15 Feb Proactive Preparation for 2012

By Joe Jovell, Great Lakes Educational Loan Services, Inc.

Prepare Now for a Headache-Free 2012-2013

Being proactive about preparation now can help your entire academic year go smoothly. There are a number of areas to keep in mind as you prepare, and by following them, you can ensure you are maintaining compliance and staying informed, that your office is taking consistent action, and that you are helping your students while protecting their privacy.

Policies and Procedures

Stay in compliance and avoid institutional liability by reviewing your Policies & Procedures. Make updates to satisfactory academic progress, verification (which has been completely overhauled for 2012-13), FAFSA, professional judgment, and any other areas that need it. Having a P&P manual not only helps you be prepared in the event of an audit, it gives everyone in your office step-by-step instructions, so that their actions can be consistent.
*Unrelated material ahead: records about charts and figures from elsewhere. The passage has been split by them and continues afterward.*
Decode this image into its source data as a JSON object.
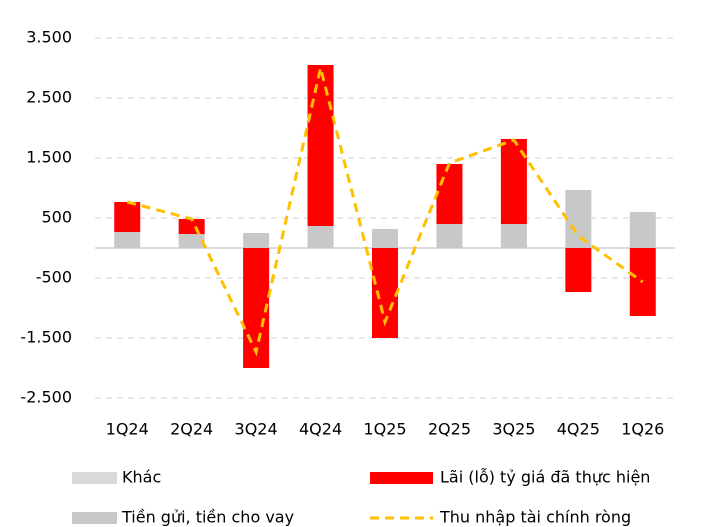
{
  "chart_data": {
    "type": "bar",
    "categories": [
      "1Q24",
      "2Q24",
      "3Q24",
      "4Q24",
      "1Q25",
      "2Q25",
      "3Q25",
      "4Q25",
      "1Q26"
    ],
    "series": [
      {
        "name": "Khác",
        "color": "#d9d9d9",
        "values": [
          0,
          0,
          0,
          0,
          0,
          0,
          0,
          0,
          0
        ]
      },
      {
        "name": "Tiền gửi, tiền cho vay",
        "color": "#c8c8c8",
        "values": [
          267,
          233,
          250,
          367,
          317,
          400,
          400,
          967,
          600
        ]
      },
      {
        "name": "Lãi (lỗ) tỷ giá đã thực hiện",
        "color": "#ff0000",
        "values": [
          500,
          250,
          -2000,
          2683,
          -1500,
          1000,
          1417,
          -733,
          -1133
        ]
      },
      {
        "name": "Thu nhập tài chính ròng",
        "type": "line",
        "color": "#ffc000",
        "values": [
          767,
          483,
          -1733,
          3000,
          -1233,
          1417,
          1800,
          200,
          -567
        ]
      }
    ],
    "ylim": [
      -2500,
      3500
    ],
    "yticks": [
      {
        "value": -2500,
        "label": "-2.500"
      },
      {
        "value": -1500,
        "label": "-1.500"
      },
      -500,
      500,
      {
        "value": 1500,
        "label": "1.500"
      },
      {
        "value": 2500,
        "label": "2.500"
      },
      {
        "value": 3500,
        "label": "3.500"
      }
    ],
    "grid": true,
    "legend": "bottom"
  }
}
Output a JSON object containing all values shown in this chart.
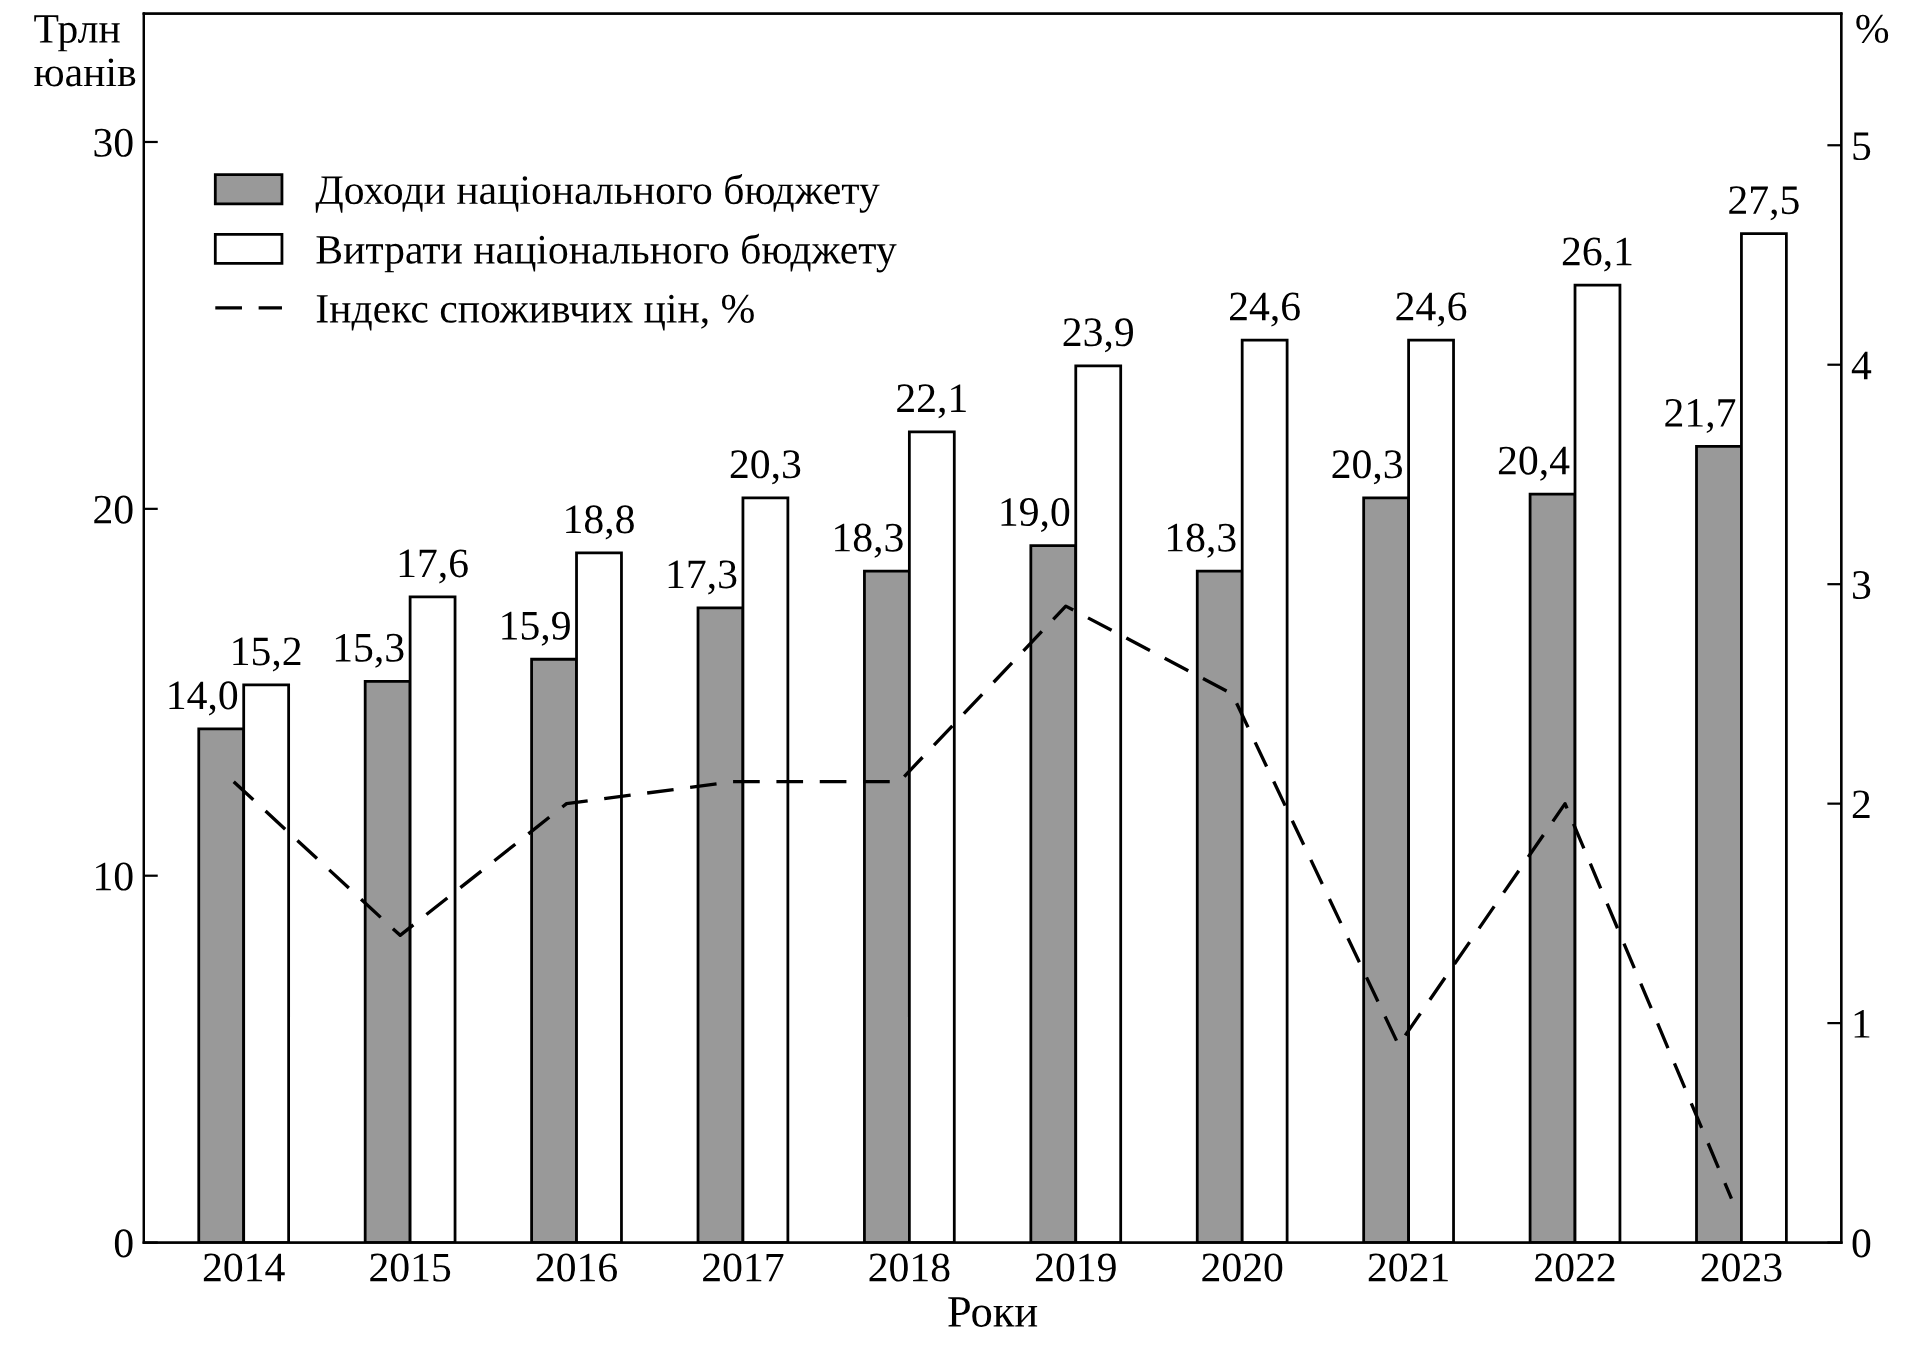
{
  "chart_data": {
    "type": "bar",
    "xlabel": "Роки",
    "ylabel": "Трлн юанів",
    "y2label": "%",
    "categories": [
      "2014",
      "2015",
      "2016",
      "2017",
      "2018",
      "2019",
      "2020",
      "2021",
      "2022",
      "2023"
    ],
    "series": [
      {
        "name": "Доходи національного бюджету",
        "color": "#999999",
        "values": [
          14.0,
          15.3,
          15.9,
          17.3,
          18.3,
          19.0,
          18.3,
          20.3,
          20.4,
          21.7
        ],
        "value_labels": [
          "14,0",
          "15,3",
          "15,9",
          "17,3",
          "18,3",
          "19,0",
          "18,3",
          "20,3",
          "20,4",
          "21,7"
        ]
      },
      {
        "name": "Витрати національного бюджету",
        "color": "#ffffff",
        "values": [
          15.2,
          17.6,
          18.8,
          20.3,
          22.1,
          23.9,
          24.6,
          24.6,
          26.1,
          27.5
        ],
        "value_labels": [
          "15,2",
          "17,6",
          "18,8",
          "20,3",
          "22,1",
          "23,9",
          "24,6",
          "24,6",
          "26,1",
          "27,5"
        ]
      },
      {
        "name": "Індекс споживчих цін, %",
        "type": "line",
        "axis": "y2",
        "color": "#000000",
        "line_style": "dashed",
        "values": [
          2.1,
          1.4,
          2.0,
          2.1,
          2.1,
          2.9,
          2.5,
          0.9,
          2.0,
          0.2
        ]
      }
    ],
    "ylim": [
      0,
      33.5
    ],
    "yticks": [
      0,
      10,
      20,
      30
    ],
    "y2lim": [
      0,
      5.6
    ],
    "y2ticks": [
      0,
      1,
      2,
      3,
      4,
      5
    ],
    "legend": "top left",
    "grid": false
  }
}
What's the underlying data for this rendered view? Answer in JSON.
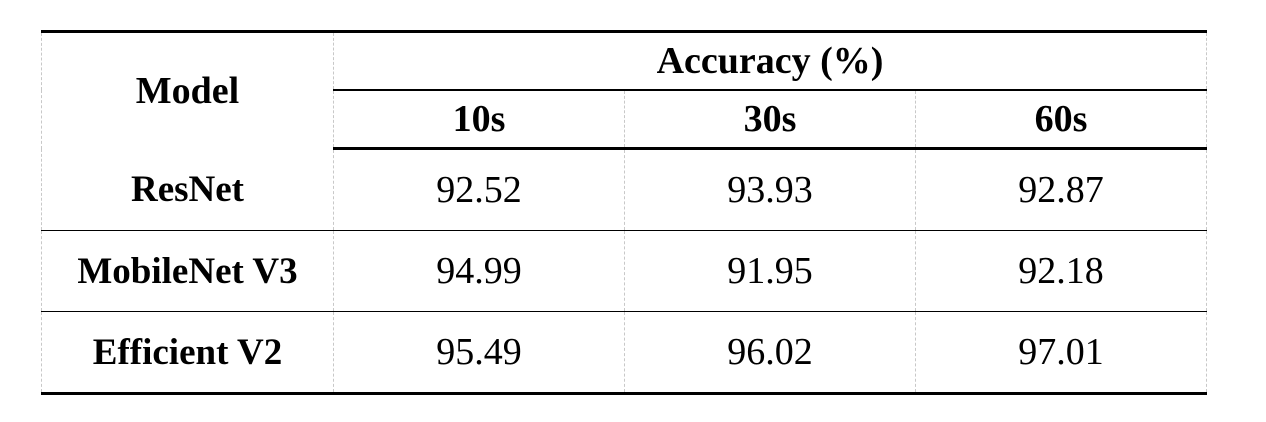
{
  "table": {
    "model_header": "Model",
    "group_header": "Accuracy (%)",
    "sub_headers": [
      "10s",
      "30s",
      "60s"
    ],
    "rows": [
      {
        "model": "ResNet",
        "values": [
          "92.52",
          "93.93",
          "92.87"
        ]
      },
      {
        "model": "MobileNet V3",
        "values": [
          "94.99",
          "91.95",
          "92.18"
        ]
      },
      {
        "model": "Efficient V2",
        "values": [
          "95.49",
          "96.02",
          "97.01"
        ]
      }
    ]
  }
}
To make sure you’re protecting the privacy of student records and reducing the risk of fraud and identity theft, review FERPA policies at least once a year, incorporating any changes that are needed. Take note that the U.S. Department of Education is expected to release final rules in the coming months. Think about creating a policy review committee containing members from various departments on campus.


Make sure your IT networks, financial aid budget, and student aid forms are ready for the latest FAFSA updates by reviewing the ISIR guide for changes. And, when it’s available, explore the FAFSA test website at fafsademo.test.ed, to experience the FAFSA from a student’s point of view. The User ID is eddemo and the password is fafsa test.

Cost of Attendance

A great way to help your students avoid over-borrowing and/or being underfunded is to make sure your school’s cost of attendance is a realistic representation of expenses. You can research costs through student surveys (for items such as transportation, clothing, etc.), the Bureau of Labor statistics, realty websites for apartment rental costs, and by interviewing the student housing office. Then, make changes to your cost of attendance as needed.

Consumer Information Requirements

It’s important that students and families have the information they need to make an educated decision about the upcoming year. Create a central repository to allow students to access the appropriate department for each section. For example, provide students with information on new procedures for verification, satisfactory academic progress, R2T4, where to locate their aggregate loan balance, and more.


You are not alone! There are resources to help you as you prepare, including:

  • NASFAA tools at nasfaa.org
  • Ed.gov
  • Ifap.ed.gov
  • Guarantor and servicer web sites
  • Webinars
  • State, regional, and national association conferences and training opportunities

By being proactive in your preparation, you can do everything it takes to maintain compliance, stay informed, and make sure you are ready to help your students, while protecting their privacy.